One week ago I finally made it to the Big Parade in Los Angeles. The Big Parade is a public stairway walk, now in its sixth year, conceived and organized by the writer Dan Koeppel. I first learned about the Big Parade and the whole notion of public stairways in an article that Dan wrote for the September 2010 issue of Backpacker Magazine.
Within two weeks of reading the article I was on my way to Los Angeles to spend my entire time in town walking around neighborhoods and climbing stairways. It was and still is one of the best trips that I have ever taken.
What makes the stairways so appealing for wandering is that they were built for people traveling on foot. They provide short cuts and allow you to go where a car cannot go. And when you wander on foot you have given yourself the opportunity to be right here, right now. When you do that you can see all that is around you and see that it is all wonderful as you explore new neighborhoods.
Dan developed the Big Parade to share the stairways with people who may not know about them. Going on the Big Parade is good way to learn where they’re located and to get started. Once you know that they’re there, you can then go out and start wandering on your own.
If you live in Los Angeles I suggest that you get a copy of Finding Los Angeles by Foot: Stairstreet, Bridge, Pathway and Lane by Bob Inman. The book is indispensable for the walker as it covers every neighborhood of Los Angeles that has a way to get around on foot. The book is available at Amazon.
Rather than keep talking about the Big Parade, let me show you some of what we saw along the way.
Day One of the Big Parade began in downtown LA and worked its way to Echo Park. Here we are climbing up a stairway in Echo Park.
And here we are climbing the 231 step Baxter Street stairway in Echo Park.
Still working our way to the top.
Stairs and people were not all that we saw. We also saw some great houses.
And houses with great doorways.
And wonderful craftsmen bungalows right on the stairs.
When this water tank was built in the early part of the 20th Century it was on the highest spot in Los Angeles. It is also the gateway to one of the greatest urban paradises in the world.
Wouldn’t you love to stay in this guest house and swing on this hammock?
Or have this path as your nearest cross street?
Here’s Dan Koeppel telling us something the neighborhood.
A trip to Echo Park would not be complete without passing the cabin of woodcut artist Paul Landacre.
This recently constructed rustic stairway is just below the Landacre cabin.
Along with steep stairs there were also steep streets.
Toward the end of Day One we passed the Randyland Wall. This picture does not do it justice. Randy was out in front to say “Hi” to everyone.
Day Two began at the Music Box stairs near the Silver Lake neighborhood. The steps are where Laurel and Hardy filmed “The Music Box.”
There was always something to see along the way including this artwork in Silver Lake.

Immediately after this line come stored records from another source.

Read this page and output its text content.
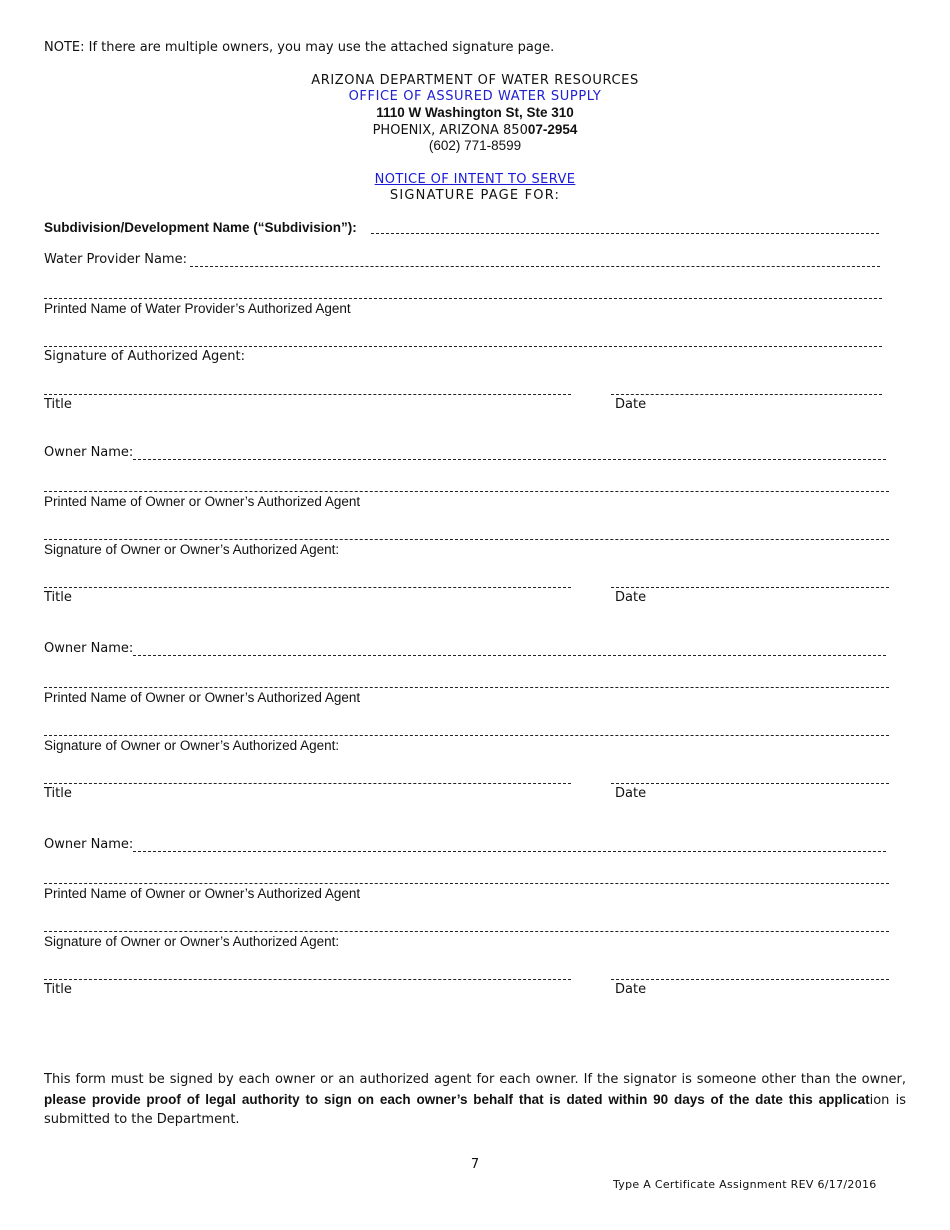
NOTE: If there are multiple owners, you may use the attached signature page.
ARIZONA DEPARTMENT OF WATER RESOURCES
OFFICE OF ASSURED WATER SUPPLY
1110 W Washington St, Ste 310
PHOENIX, ARIZONA 85007-2954
(602) 771-8599
NOTICE OF INTENT TO SERVE
SIGNATURE PAGE FOR:
Subdivision/Development Name (“Subdivision”):
Water Provider Name:
Printed Name of Water Provider’s Authorized Agent
Signature of Authorized Agent:
Title	Date
Owner Name:
Printed Name of Owner or Owner’s Authorized Agent
Signature of Owner or Owner’s Authorized Agent:
Title	Date
Owner Name:
Printed Name of Owner or Owner’s Authorized Agent
Signature of Owner or Owner’s Authorized Agent:
Title	Date
Owner Name:
Printed Name of Owner or Owner’s Authorized Agent
Signature of Owner or Owner’s Authorized Agent:
Title	Date
This form must be signed by each owner or an authorized agent for each owner. If the signator is someone other than the owner, please provide proof of legal authority to sign on each owner’s behalf that is dated within 90 days of the date this application is submitted to the Department.
7
Type A Certificate Assignment REV 6/17/2016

I thought this house on the stairway was interesting.
This is the west end of the Red Car property. This is a former right of way of the Pacific Electric Railway. You can see where an artist has decorated the old viaduct footings.
This is one of the many stairways we climbed in Silver Lake.
I guess the owner of this house wanted to tell us that LA Rocks!
And another neighbor gave us this wonderful little library.
These steps were recently renamed the Mattachine Stairs. Harry Hay founded this early gay rights organization near these stairs in 1950.
Here’s a view of Silver Lake from the top of the stairs.
Here is another one of many stunning houses we passed along the way.
Here is one of the many steep streets we walked on during the Parade. A stairway would have been nice here.
From this ridge in Silver Lake we had a great view of these three LA icons. The Griffth Park Planetarium and the Hollywood Sign are obvious. The curved build nearest to us is Silvertop designed by architect John Lautner.
I was told that this stairway was gated at the request of the record producer Daniel Lanois. He didn’t want stairway walkers disturbing his recording sessions.
Here is the drive to Daniel Lanois’ house.
After climbing stairs all day, this little guy decided that he had had enough.
And we’ll end this tour of the Big Parade with a picture of another stunning house along our route.